Außer diesen beiden haben nur zwei andere Regisseure unter dem Ghibli-Banner einen Film realisieren können: Tomomi Mochizuki inszenierte Ghiblis einzigen abendfüllenden TV-Anime, The Ocean Waves (Umi ga kikoeru, 1993), während Yoshifumi Kondo für Ein Flüstern im Herzen (Mimi wa sumaseba, 1995) verantwortlich zeichnet. Erwähnt sei noch, dass Ghibli nicht nur Animationsfilme produziert hat, sondern auch eine TV-Dokumentation, sowie diverse Kleinigkeiten in Form von Werbefilmen, Musikvideos, ID-Spots für TV-Kanäle und dergleichen.

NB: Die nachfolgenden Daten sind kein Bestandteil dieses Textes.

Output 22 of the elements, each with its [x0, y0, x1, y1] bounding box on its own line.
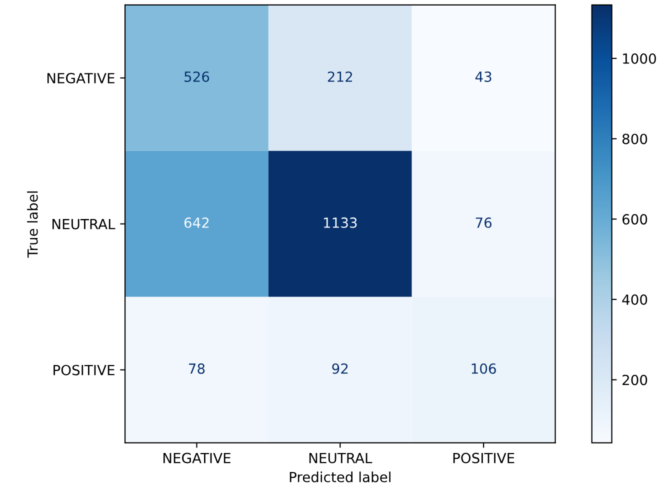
color-bar-label: 400 [622, 294, 648, 305]
y-tick-label: POSITIVE [54, 364, 114, 376]
y-axis-title: True label [27, 191, 38, 258]
data-label: 212 [328, 71, 352, 82]
data-label: 1133 [324, 217, 357, 228]
data-label: 78 [189, 363, 205, 374]
data-label: 92 [332, 363, 348, 374]
y-tick-label: NEUTRAL [52, 219, 116, 230]
y-tick-label: NEGATIVE [47, 72, 114, 84]
data-label: 526 [184, 71, 210, 82]
data-label: 106 [472, 363, 496, 374]
x-tick-label: POSITIVE [453, 452, 514, 464]
data-label: 43 [475, 71, 492, 82]
x-axis-title: Predicted label [290, 472, 390, 482]
x-tick-label: NEGATIVE [163, 452, 230, 464]
color-bar-label: 1000 [623, 53, 656, 64]
data-label: 642 [184, 217, 209, 228]
data-label: 76 [476, 217, 492, 228]
color-bar-label: 200 [622, 374, 648, 386]
color-bar-label: 600 [622, 214, 648, 225]
x-tick-label: NEUTRAL [309, 452, 372, 464]
color-bar-label: 800 [622, 134, 648, 144]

Im tiefsten ihres Inneren sind Hayao Miyazaki wie Isao Takahata Realisten – was erst einmal etwas merkwürdig klingt angesichts ihrer gern geisterreichen Welten. Für Japaner ist das jedoch nicht unbedingt ein Widerspruch. Wenn man so will, realisiert Studio Ghibli Film für Film eine beständige japanische Weltsicht, gibt darin jenen Wesen eine Gestalt und Stimme, die die japanische Mythen- und Sagenwelt bevölkern, mit denen, Phantasmen gleich, sich Japaner tagtäglich auseinander setzen. Realismus bedeutet hier primär: eine Genauigkeit in der Darstellung der Dinge, die zu Glaubwürdigkeit führt – dass die Dinge einen Zusammenhalt wie -hang haben, dass sie sich auseinander entwickeln, egal wie eklektisch die Materialien zu sein scheinen. So hat etwa Miyazakis Japan oft merkwürdig mediterrane Züge, was sich auf faszinierende Weise bei Chihiros Reise ins Zauberland mit seinen Geistern aus allen Ecken des Subkontinents zur Vision von einer Pan-Asiatischen Welt wendet. Die Darstellung des Alltags in Mein Nachbar Totoro hat in ihrer gefügten Genauigkeit zu Zeiten Ozu‘eske Züge: Wie da aus winzigsten Beobachtungen und Veränderungen ein Lauf der Dinge wird, zu dem besagte Schutzgeister, die Totoro genauso gehören wie der Katzenbus, oder jene Bäume, zwischen denen sie so gerne herumfliegen.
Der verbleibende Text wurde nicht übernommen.